Why George Soros likes HK for hedge funds
Updated: 2010-04-14 08:08
By Liu Liu(HK Edition)
|
|||||||||
Soros Fund Management LLC, one of the top 10 hedge fund management firms in the world, with total assets of $25 billion, recently sent two of its top fund managers to Hong Kong to run its new headquarters in the city.
Before Soros' inroad into the city, over 30 large-scale global hedge fund operators, including GLG Partners Inc, which is comparable with the Soros Fund Management in terms of scale and popularity, had opened their offices here since May 2009.
Hedge funds differ from mutual funds and ordinary investors mainly in investment strategies. They can make use of unconventional strategies such as leverage, short selling and low-correlation positioning.
The new generation hedge funds offer various kinds of strategies as well as specializations. Some continue to employ the macro and long/short equity strategy while others have found their way into specialized market sectors such as derivatives, exchange traded funds (ETF), convertible bonds, junk bonds, sub-prime mortgage debts, credit default swaps (CDS), carbon emission products, carry trading, programmed trading and black-box high frequency trading.
Hedge funds used to raise capital from a small group of investors, including fund managers. But now the key capital contributors of hedge funds include pension funds, insurance companies, endowment funds and university funds, which are widely considered to be conservative and safe players.
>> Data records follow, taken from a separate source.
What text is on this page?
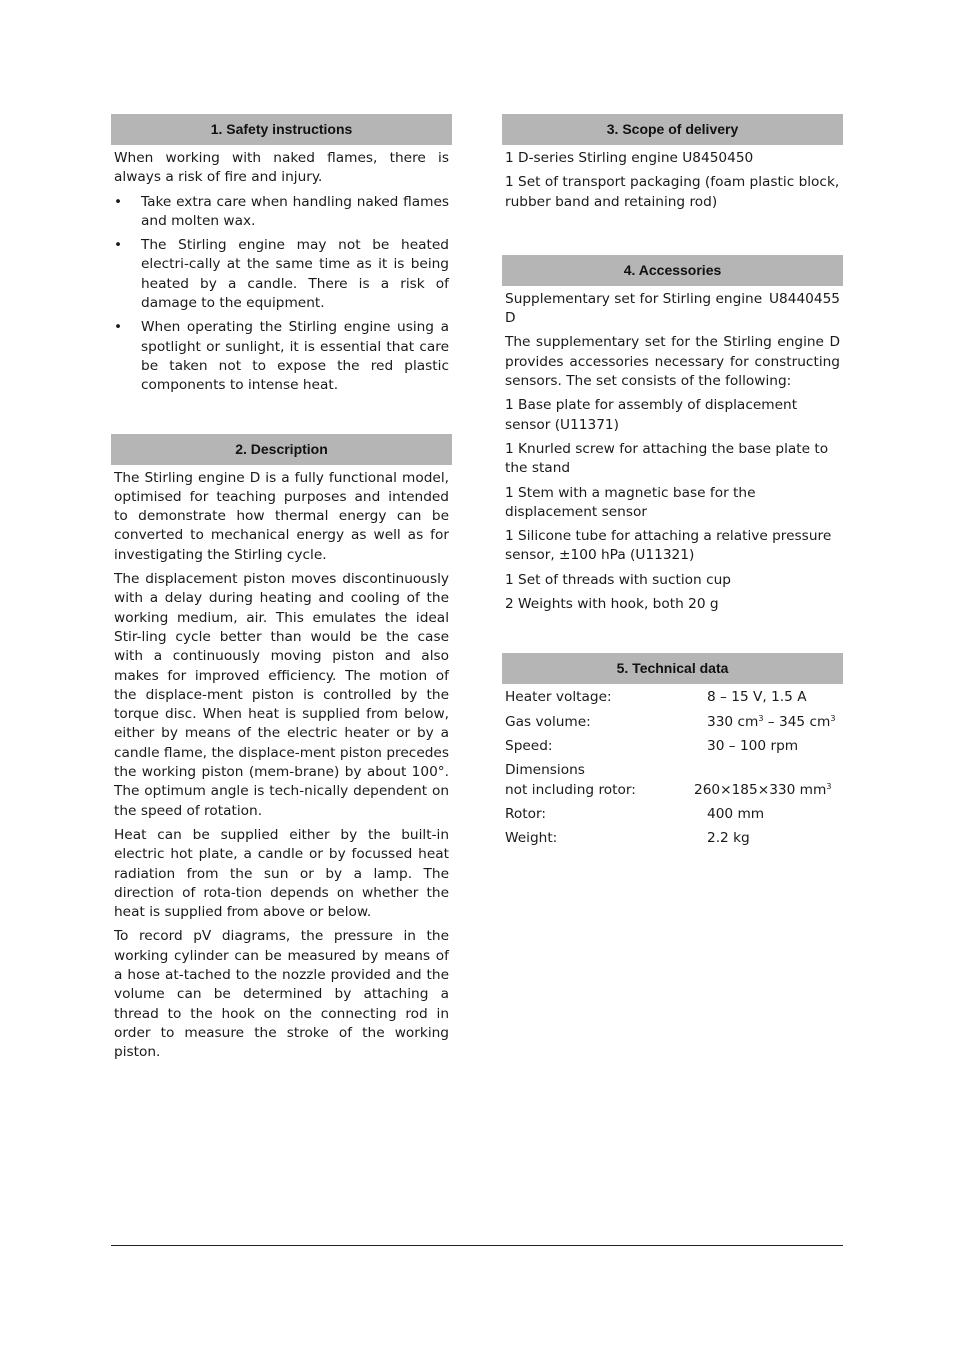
1. Safety instructions

When working with naked flames, there is always a risk of fire and injury.

• Take extra care when handling naked flames and molten wax.
• The Stirling engine may not be heated electri-cally at the same time as it is being heated by a candle. There is a risk of damage to the equipment.
• When operating the Stirling engine using a spotlight or sunlight, it is essential that care be taken not to expose the red plastic components to intense heat.
2. Description

The Stirling engine D is a fully functional model, optimised for teaching purposes and intended to demonstrate how thermal energy can be converted to mechanical energy as well as for investigating the Stirling cycle.

The displacement piston moves discontinuously with a delay during heating and cooling of the working medium, air. This emulates the ideal Stir-ling cycle better than would be the case with a continuously moving piston and also makes for improved efficiency. The motion of the displace-ment piston is controlled by the torque disc. When heat is supplied from below, either by means of the electric heater or by a candle flame, the displace-ment piston precedes the working piston (mem-brane) by about 100°. The optimum angle is tech-nically dependent on the speed of rotation.

Heat can be supplied either by the built-in electric hot plate, a candle or by focussed heat radiation from the sun or by a lamp. The direction of rota-tion depends on whether the heat is supplied from above or below.

To record pV diagrams, the pressure in the working cylinder can be measured by means of a hose at-tached to the nozzle provided and the volume can be determined by attaching a thread to the hook on the connecting rod in order to measure the stroke of the working piston.

3. Scope of delivery

1 D-series Stirling engine U8450450

1 Set of transport packaging (foam plastic block, rubber band and retaining rod)

4. Accessories
Supplementary set for Stirling engine D
U8440455

The supplementary set for the Stirling engine D provides accessories necessary for constructing sensors. The set consists of the following:

1 Base plate for assembly of displacement sensor (U11371)

1 Knurled screw for attaching the base plate to the stand

1 Stem with a magnetic base for the displacement sensor

1 Silicone tube for attaching a relative pressure sensor, ±100 hPa (U11321)

1 Set of threads with suction cup

2 Weights with hook, both 20 g

5. Technical data
Heater voltage:	8 – 15 V, 1.5 A
Gas volume:	330 $cm^3 - 345$ $cm^3$
Speed:	30 – 100 rpm
Dimensions
not including rotor:	260×185×330 $mm^3$
Rotor:	400 mm
Weight:	2.2 kg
In fact, "hedging" strategies - when implemented properly - can generate more stable returns at lower risk than traditional asset allocation strategies do. This explains why pension funds, insurance firms and their ilk are increasingly allocating more funds to hedge fund managers, contributing to the rapid growth of the sector over the past ten years.
Data from the Securities and Futures Commission of Hong Kong showed that there were 245 hedge funds in the city at the end of 2008, managing an aggregate asset of $22 billion, of which 84 percent is owned by investors from the US and Europe.
Hong Kong has become the most favored haunt for hedge funds. In 2008 alone, 30 new hedge funds were set up with $1.6 billion fresh capital, helping the city become the only key financial center that saw net growth in the aggregate asset value of hedge funds, despite a 28 percent contraction in the total assets of hedge funds in Asia.
George Soros is a smart investor, who has a strong sense for business opportunities and a clear vision for the outlook for the global economy. He has, on more than one occasion, identified China as the "biggest" winner of the 2008 financial crisis, while predicting that the US will lose many of its competitive edges.
Expectations for yuan appreciation, the launch of margin trading and short-sell mechanisms in the mainland stock market, as well as the launch of stock index futures, are major events for hedge fund managers.
Many hedge fund managers, who have set up an operation in Hong Kong, are actually targeting opportunities on the mainland. By operating in Hong Kong, they can more readily glean first-hand information on the mainland's policies.
While Singapore has set up the lowest threshold in Asia for hedge funds, Hong Kong remains the most-favored destination for hedge funds in the region.
This is a translated and edited version of an article published in the April 2010 issue of Bauhinia magazine. Translation by George Ng.